Le gouvernement (et parfois, il faut bien le dire, les universités elles-mêmes, contraintes et forcées) en appelle au nécessaire « renforcement des ressources propres » des universités (Les Echos, 19 juillet 2019). Que veut dire concrètement ce « renforcement » ? Que l’Etat et le ministère de l’Enseignement Supérieur et de la Recherche (ESR) comptent sur les universités pour trouver les moyens de maintenir, comme elles peuvent, leur activité. Le gouvernement a ainsi indiqué le chemin l’an passé avec son programme « Bienvenue en France » (là encore on appréciera le choix des mots) c’est-à-dire un programme d’augmentation – fortement recommandée – des frais d’inscription pour les étudiants étrangers.

Dans ce contexte la « Loi de programmation sur la recherche » portée par la ministre de l’Enseignement Supérieur et de la Recherche Mme Frédérique Vidal paraît très loin des attentes du monde universitaire et de la recherche. Pour tout dire, le remède semble devoir empirer le mal, ou tout au moins l’accompagner. Le monde universitaire réclamait unanimement en effet un grand plan de relance et d’investissement de l’université et de la recherche avec la planification d’une augmentation budgétaire de 1 Mds d’€ par an sur dix ans pour la recherche, et 2 Mds d’€ par an sur dix ans pour l’enseignement. La montagne n’a pas accouché d’une souris mais d’un monstre. La LPR c’est :

  1. D’abord une opération de maquillage comptable pour faire passer la réforme des retraites qui prévoit une baisse drastique des cotisations employeur (de 74,8% à 17,8%), signifiant une baisse des pensions. Les ressources dégagées par l’Etat sont supposées alimenter un financement de la rénovation des services publics, dont l’ESR. L’opération est assez étrange puisqu’elle revient à faire des ressources futures des agents de la fonction publique (leurs pensions) la manne éventuelle d’une rénovation des services publics de l’Etat. Cette économie (41 Mds€) pour l’Etat abondera-t-elle la LPR et à quelle hauteur ? Rien n’est moins sûr. 92 Millions d’€ sont pour l’heure prévus pour revaloriser les primes (37€ bruts mensuels par personnel, faut-il rappeler par ailleurs que le gel du point d’indice depuis 20 ans a fait chuter le pouvoir d’achat des agents de la fonction publique de 25%). Cette loi n’a donc d’autre objectif que de passer de la théorie SYMPA à la pratique, c’est-à-dire inviter les établissements publics d’enseignement et de recherche à développer la recherche de financements propres.
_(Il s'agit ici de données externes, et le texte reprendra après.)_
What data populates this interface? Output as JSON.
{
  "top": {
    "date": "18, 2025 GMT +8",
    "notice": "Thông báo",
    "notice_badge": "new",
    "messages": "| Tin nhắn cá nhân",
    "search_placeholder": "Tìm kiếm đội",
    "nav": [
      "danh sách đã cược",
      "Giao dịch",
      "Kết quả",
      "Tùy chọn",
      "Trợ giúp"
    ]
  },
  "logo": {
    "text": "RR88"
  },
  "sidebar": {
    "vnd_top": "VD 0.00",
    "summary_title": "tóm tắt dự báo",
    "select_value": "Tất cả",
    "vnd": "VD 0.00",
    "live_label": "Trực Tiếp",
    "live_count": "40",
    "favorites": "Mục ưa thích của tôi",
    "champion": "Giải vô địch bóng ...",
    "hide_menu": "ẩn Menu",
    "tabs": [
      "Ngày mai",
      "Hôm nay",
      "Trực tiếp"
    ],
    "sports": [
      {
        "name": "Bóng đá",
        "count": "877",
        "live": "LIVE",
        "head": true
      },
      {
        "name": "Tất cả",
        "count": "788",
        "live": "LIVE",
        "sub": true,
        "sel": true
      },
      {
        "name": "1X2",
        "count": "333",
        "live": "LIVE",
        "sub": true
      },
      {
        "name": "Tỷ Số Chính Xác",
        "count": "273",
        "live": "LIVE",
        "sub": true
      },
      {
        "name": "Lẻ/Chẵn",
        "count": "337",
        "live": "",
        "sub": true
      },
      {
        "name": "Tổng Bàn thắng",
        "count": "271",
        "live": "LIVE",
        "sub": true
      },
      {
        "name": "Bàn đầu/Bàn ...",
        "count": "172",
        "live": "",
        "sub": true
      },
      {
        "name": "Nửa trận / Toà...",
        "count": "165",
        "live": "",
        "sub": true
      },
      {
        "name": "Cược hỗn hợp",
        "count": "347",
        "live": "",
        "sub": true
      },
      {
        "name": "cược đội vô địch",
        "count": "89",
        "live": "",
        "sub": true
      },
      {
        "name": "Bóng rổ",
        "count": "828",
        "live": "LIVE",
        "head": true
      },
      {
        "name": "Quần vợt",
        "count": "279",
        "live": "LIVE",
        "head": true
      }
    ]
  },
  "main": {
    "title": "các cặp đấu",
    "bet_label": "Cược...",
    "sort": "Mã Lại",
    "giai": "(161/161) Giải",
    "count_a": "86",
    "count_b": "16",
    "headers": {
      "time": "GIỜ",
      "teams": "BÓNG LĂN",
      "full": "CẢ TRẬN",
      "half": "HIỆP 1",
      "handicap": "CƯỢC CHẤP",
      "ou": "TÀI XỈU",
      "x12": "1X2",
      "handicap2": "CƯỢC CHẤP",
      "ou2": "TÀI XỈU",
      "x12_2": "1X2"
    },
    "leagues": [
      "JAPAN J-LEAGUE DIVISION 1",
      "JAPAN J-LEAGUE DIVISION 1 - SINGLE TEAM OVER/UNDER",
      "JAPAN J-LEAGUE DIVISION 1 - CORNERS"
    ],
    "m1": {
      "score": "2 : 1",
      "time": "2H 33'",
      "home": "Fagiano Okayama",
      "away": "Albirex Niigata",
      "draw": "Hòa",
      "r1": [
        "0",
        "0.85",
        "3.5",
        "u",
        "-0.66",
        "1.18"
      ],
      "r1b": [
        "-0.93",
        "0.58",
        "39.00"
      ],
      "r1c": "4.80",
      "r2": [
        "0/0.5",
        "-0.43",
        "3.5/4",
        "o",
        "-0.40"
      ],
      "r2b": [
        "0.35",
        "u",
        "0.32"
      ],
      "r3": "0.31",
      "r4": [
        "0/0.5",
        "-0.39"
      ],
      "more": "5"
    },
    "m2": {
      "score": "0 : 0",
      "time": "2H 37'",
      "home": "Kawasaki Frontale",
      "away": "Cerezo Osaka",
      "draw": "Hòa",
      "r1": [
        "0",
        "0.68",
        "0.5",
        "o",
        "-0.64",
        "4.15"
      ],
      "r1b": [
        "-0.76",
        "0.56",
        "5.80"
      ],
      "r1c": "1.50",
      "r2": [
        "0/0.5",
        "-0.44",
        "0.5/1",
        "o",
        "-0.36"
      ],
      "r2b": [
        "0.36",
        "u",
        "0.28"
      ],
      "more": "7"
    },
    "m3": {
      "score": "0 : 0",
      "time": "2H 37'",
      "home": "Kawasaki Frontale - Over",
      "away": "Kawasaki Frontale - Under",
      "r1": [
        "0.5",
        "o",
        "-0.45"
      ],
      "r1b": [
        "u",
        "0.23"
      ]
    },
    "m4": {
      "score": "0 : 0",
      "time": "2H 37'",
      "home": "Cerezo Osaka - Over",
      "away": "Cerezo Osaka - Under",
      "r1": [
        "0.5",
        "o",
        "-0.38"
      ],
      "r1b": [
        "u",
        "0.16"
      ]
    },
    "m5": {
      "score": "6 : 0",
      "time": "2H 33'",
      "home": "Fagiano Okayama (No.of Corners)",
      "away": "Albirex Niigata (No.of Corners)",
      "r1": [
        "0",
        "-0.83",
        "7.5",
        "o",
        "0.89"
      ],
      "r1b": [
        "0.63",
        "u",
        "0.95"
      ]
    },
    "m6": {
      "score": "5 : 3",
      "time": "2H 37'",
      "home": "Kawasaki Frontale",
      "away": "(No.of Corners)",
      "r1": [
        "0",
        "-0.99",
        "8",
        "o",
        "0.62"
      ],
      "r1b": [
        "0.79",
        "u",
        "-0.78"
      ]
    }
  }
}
Pour cela la LPR met en place des dispositifs juridiques permettant de gérer les universités comme des entreprises.
  2. En effet, deuxième aspect, la LPR introduit une flexibilisation de l’emploi dans l’enseignement supérieur et la recherche : CDI missions, CDI chantiers, contrats doctoraux de droit privé, contrats courts de recherche (post-doc) du même type, des formes de titularisation longue (tenure-track) à travers les chaires de professeurs juniors et surtout aucune création de postes de fonctionnaires. Il faudra faire toujours plus avec une proportion de plus en plus grande de personnels précaires, cette précarité étant parfois enrobée dans du sucre, comme les pommes d’amour des fêtes foraines de notre enfance. C’est toute une philosophie de pérennisation de la précarité dans l’ESR qui est mise en marche.
  3. Enfin un déni de démocratie. La LPR a été précédée d’un avant-projet de protocole dit « d’amélioration des rémunérations et des carrières des personnels de l’ESR ». Le gouvernement a conditionné la participation des syndicats de l’ESR aux négociations futures qui porteront sur la rémunération et sur la mise en œuvre de la LPR à 1) l’acceptation de ce protocole, 2) adossée à une acceptation de la loi. Le refus de ce protocole par certaines organisations syndicales (CGT, FSU, FO, Sud) écarte durablement ces dernières (10 ans) de toute participation aux discussions concernant le fonctionnement et l’avenir de l’ESR.
  4. Last but not least, cette loi a donné lieu à des « amendements » lors des discussions à l’Assemblée et au Sénat, et récemment au sein d’une Commission mixte paritaire. Cette commission réunit des membres de l’Assemblée et du Sénat (notamment les présidents des deux commissions de ces assemblées saisies au fond, « commission des affaires culturelles et de l’éducation » pour l’Assemblée, et « commission de la culture, de l’éducation et de la communication » pour le Sénat ; cinq rapporteurs, quatre de l’Assemblée, et une pour le Sénat, Laure Darcos, qui préside cette commission). Tous les titulaires de cette commission sont de farouches défenseurs de la Loi (issus des rangs LR ou LREM, à l’exception de deux PS), il faut regarder du côté des suppléants pour trouver des regards plus critiques (mais leur voix est consultative, ils ne prennent pas part au vote). Deux amendements sont particulièrement inquiétants (après un premier amendement, désormais abandonné, portant sur la subordination des libertés académiques à des valeurs politiques) : 
    • a. Amendement 147 (article 1B de la loi) qui crée un nouveau délit propre à l’ESR, le « délit d’entrave aux débats », dont l’interprétation pourrait être laissée à l’appréciation des présidents d’universités dans la mesure où un article (17) prévoit de leur donner des pouvoirs de contrôle de légalité élargis, une compétence exercée jusqu’ici par les recteurs.
    • b. Amendement portant sur la suppression du rôle du CNU comme instance de qualification aux fonctions de professeur des universités (PU). Dans le même esprit une suppression de la qualification aux fonctions de maître de conférences pour le recrutement des enseignants chercheurs est mise à l’épreuve (expérimentation au cours de laquelle, pour certaines universités et dans certains cas, cette qualification ne sera plus réclamée).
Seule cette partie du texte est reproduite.